V2X, Inc. (VVX) filed an Initial Statement of Beneficial Ownership (Form 3) for David E. Farnsworth dated 08/14/2025. Mr. Farnsworth is disclosed as a director of the issuer and the filing states no securities are beneficially owned by him. The form was signed by an attorney-in-fact on behalf of the reporting person and includes an Exhibit 24 Power of Attorney.
Dino M. Cusumano, a director of V2X, Inc. (VVX), filed a Form 4 reporting a sale of 2,000,000 shares of the issuer's common stock on 08/11/2025 at a reported price of $50 per share. The filing shows beneficial ownership following the reported transaction of 9,700,001 shares held indirectly by Vertex Aerospace Holdco LLC and 375,420 shares held indirectly by Lightship Capital LLC. Footnotes explain these holdings are held through a chain of private investment entities for which AIP GP is the general partner and disclose that the reporting person may be deemed to share voting and dispositive power, while disclaiming beneficial ownership except to the extent of a pecuniary interest. The Form 4 was signed by an attorney-in-fact on 08/13/2025.

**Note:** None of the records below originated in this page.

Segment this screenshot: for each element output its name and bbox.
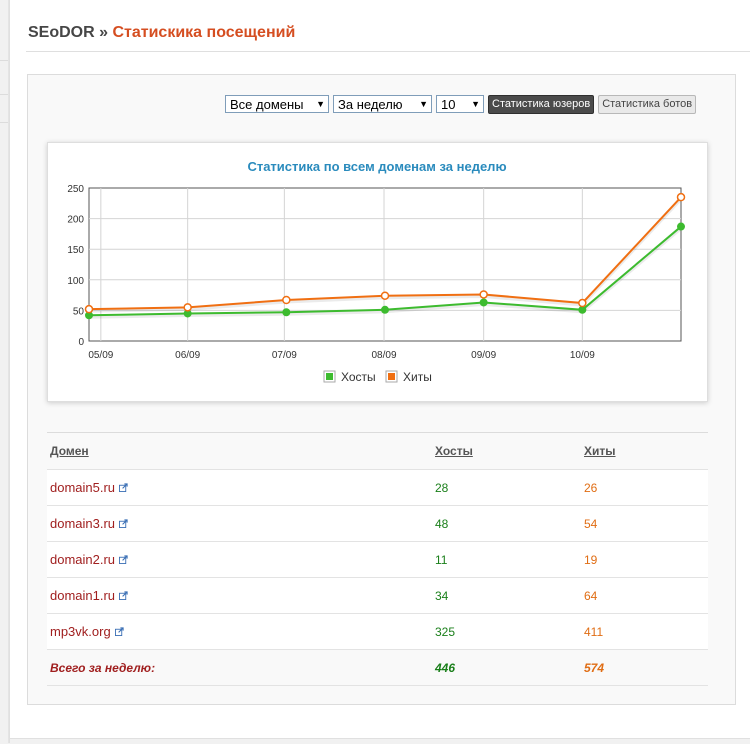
external-link-icon[interactable] (119, 483, 128, 492)
strip-mark (0, 94, 8, 95)
count-select[interactable]: 10 ▼ (436, 95, 484, 113)
table-row: domain3.ru 48 54 (47, 506, 708, 542)
x-tick-label: 05/09 (88, 350, 113, 361)
external-link-icon[interactable] (119, 555, 128, 564)
domain-cell: domain2.ru (50, 542, 128, 577)
domain-cell: domain1.ru (50, 578, 128, 613)
table-row: domain1.ru 34 64 (47, 578, 708, 614)
domain-cell: mp3vk.org (50, 614, 124, 649)
data-point-hosts (677, 222, 685, 231)
hosts-cell: 48 (435, 516, 449, 531)
domain-link[interactable]: domain5.ru (50, 480, 116, 495)
header-domain[interactable]: Домен (50, 444, 89, 458)
data-point-hits (282, 295, 291, 305)
domain-cell: domain3.ru (50, 506, 128, 541)
chevron-down-icon: ▼ (419, 99, 428, 109)
hosts-cell: 325 (435, 624, 456, 639)
external-link-icon[interactable] (114, 627, 124, 636)
data-point-hits (84, 304, 94, 314)
table-row: domain5.ru 28 26 (47, 470, 708, 506)
table-body: domain5.ru 28 26 domain3.ru 48 54 domain2.ru 11… (47, 470, 708, 650)
x-tick-label: 08/09 (371, 350, 396, 361)
data-point-hosts (381, 305, 389, 314)
domain-select[interactable]: Все домены ▼ (225, 95, 329, 113)
hits-cell: 411 (584, 624, 604, 639)
left-strip (0, 0, 9, 743)
x-tick-label: 07/09 (272, 350, 297, 361)
legend-label-hosts: Хосты (341, 370, 376, 384)
data-point-hits (578, 298, 587, 308)
y-tick-label: 200 (67, 215, 84, 226)
table-total-row: Всего за неделю: 446 574 (47, 650, 708, 686)
table-row: domain2.ru 11 19 (47, 542, 708, 578)
page: SEoDOR » Статискика посещений Все домены… (9, 0, 750, 744)
y-tick-label: 50 (73, 306, 85, 317)
external-link-icon[interactable] (119, 591, 128, 600)
hits-cell: 64 (584, 588, 598, 603)
period-select[interactable]: За неделю ▼ (333, 95, 432, 113)
data-point-hits (479, 290, 488, 299)
users-stats-button[interactable]: Статистика юзеров (488, 94, 595, 114)
hosts-cell: 11 (435, 552, 448, 567)
chevron-down-icon: ▼ (316, 99, 325, 109)
domain-link[interactable]: domain1.ru (50, 588, 116, 603)
hits-cell: 54 (584, 516, 598, 531)
total-label: Всего за неделю: (50, 660, 156, 675)
y-tick-label: 0 (78, 337, 84, 348)
hits-cell: 19 (584, 552, 598, 567)
data-point-hits (183, 303, 192, 312)
y-tick-label: 150 (67, 245, 84, 256)
x-tick-label: 10/09 (570, 350, 595, 361)
y-tick-label: 250 (67, 184, 84, 195)
page-heading: Статискика посещений (112, 24, 296, 41)
line-chart: Статистика по всем доменам за неделю 0 50 1… (67, 159, 686, 384)
data-point-hits (380, 291, 390, 300)
stats-table: Домен Хосты Хиты domain5.ru 28 26 domain3.r… (47, 432, 708, 686)
period-select-value: За неделю (338, 96, 403, 112)
domain-select-value: Все домены (230, 96, 304, 112)
title-divider (26, 51, 750, 52)
chart-title: Статистика по всем доменам за неделю (247, 159, 506, 174)
total-hits: 574 (584, 660, 605, 675)
x-tick-label: 09/09 (471, 350, 496, 361)
legend-label-hits: Хиты (403, 370, 432, 384)
total-hosts: 446 (435, 660, 456, 675)
table-header-row: Домен Хосты Хиты (47, 433, 708, 470)
strip-mark (0, 60, 8, 61)
bottom-edge (10, 738, 750, 744)
bots-stats-button[interactable]: Статистика ботов (598, 94, 697, 114)
title-separator: » (94, 24, 113, 41)
count-select-value: 10 (441, 96, 456, 112)
hits-cell: 26 (584, 480, 598, 495)
plot-area (88, 187, 682, 342)
legend-swatch-hosts (326, 373, 333, 380)
data-point-hits (676, 192, 686, 202)
chart-container: Статистика по всем доменам за неделю 0 50 1… (47, 142, 708, 402)
legend-swatch-hits (388, 373, 395, 380)
domain-link[interactable]: mp3vk.org (50, 624, 111, 639)
data-point-hosts (578, 305, 587, 314)
hosts-cell: 34 (435, 588, 449, 603)
chevron-down-icon: ▼ (471, 99, 480, 109)
hosts-cell: 28 (435, 480, 449, 495)
x-tick-label: 06/09 (175, 350, 200, 361)
page-title: SEoDOR » Статискика посещений (28, 24, 295, 42)
domain-link[interactable]: domain2.ru (50, 552, 116, 567)
data-point-hosts (282, 308, 291, 317)
header-hits[interactable]: Хиты (584, 444, 616, 458)
domain-link[interactable]: domain3.ru (50, 516, 116, 531)
strip-mark (0, 122, 8, 123)
stats-panel: Все домены ▼ За неделю ▼ 10 ▼ Статистика… (27, 74, 736, 705)
data-point-hosts (479, 298, 488, 307)
brand-name: SEoDOR (28, 24, 95, 41)
domain-cell: domain5.ru (50, 470, 128, 505)
y-tick-label: 100 (67, 276, 84, 287)
header-hosts[interactable]: Хосты (435, 444, 473, 458)
external-link-icon[interactable] (119, 519, 128, 528)
table-row: mp3vk.org 325 411 (47, 614, 708, 650)
filters-bar: Все домены ▼ За неделю ▼ 10 ▼ Статистика… (225, 94, 697, 114)
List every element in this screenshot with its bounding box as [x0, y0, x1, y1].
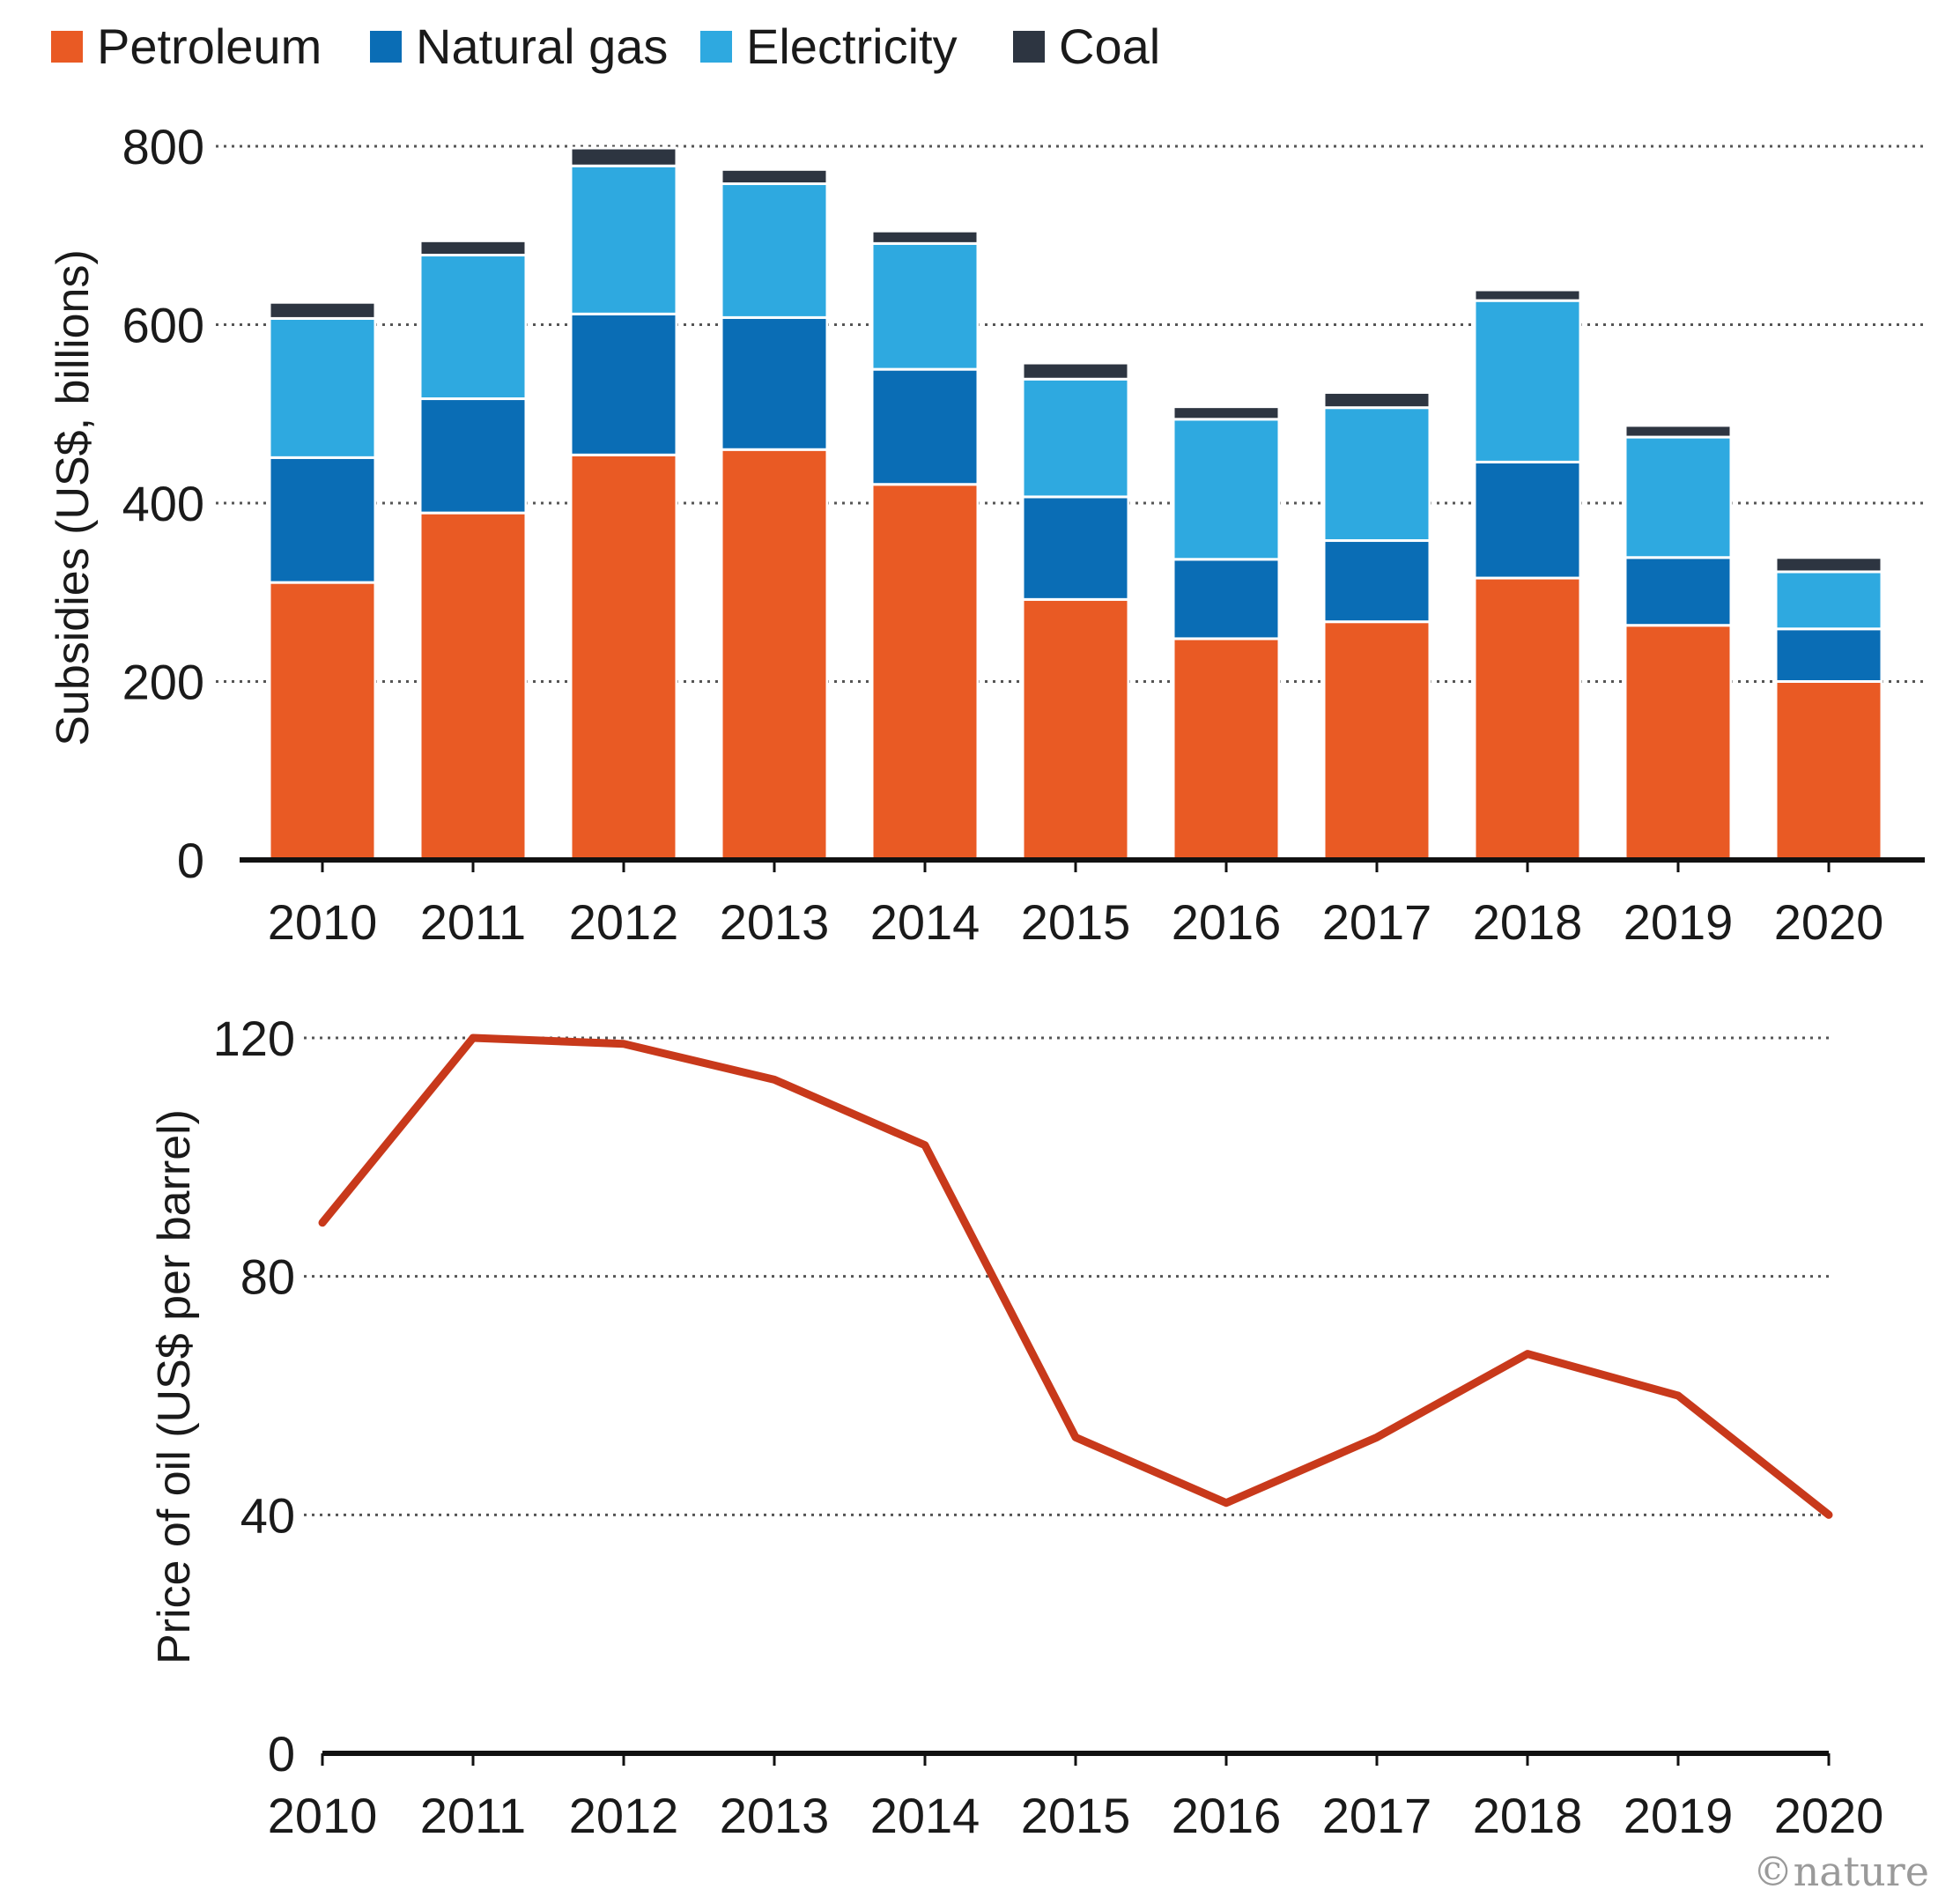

Form 4 summary: Reporting persons affiliated with American Industrial Partners disclosed an insider sale of 2,000,000 shares of V2X, Inc. (VVX) with a reported price of $50 and a transaction date of 08/11/2025. The report shows 9,700,001 shares beneficially owned indirectly following the transaction and an additional 375,420 shares held indirectly as described in the filing.
The filing includes detailed footnotes that explain the ownership chain among several AIP-related entities, note that voting and dispositive actions require unanimous approval of the managing members of AIP GP, and state that Mr. Dino Cusumano may be deemed to share voting power while disclaiming beneficial ownership except to the extent of his pecuniary interest.
Amendment No. 6 updates the Schedule 13D for V2X, Inc. to reflect a registered secondary offering in which Vertex Aerospace Holdco LLC sold 2,000,000 shares of common stock to RBC Capital Markets at $50.00 per share, closing on August 11, 2025. The filing reports aggregate beneficial ownership of 10,167,286 shares composed of 9,700,001 shares held by Vertex Holdco, 375,420 shares held by Lightship Capital LLC and 91,865 shares subject to an irrevocable proxy. The percentage ownership figures are calculated using 31,509,821 shares outstanding after a disclosed repurchase of 200,000 shares on August 11, 2025.
The secondary sale reduced Vertex Holdco’s stake, which under the parties’ shareholders agreement triggers governance changes: two directors designated by Vertex Holdco are expected to resign effective August 14, 2025; Vertex Holdco will be limited to designating one director per board committee and will lose certain consent rights over material corporate actions. The amendment also incorporates by reference the Underwriting Agreement (filed as Exhibit 99.10) and notes a 45-day lock-up by Vertex Holdco from August 8, 2025.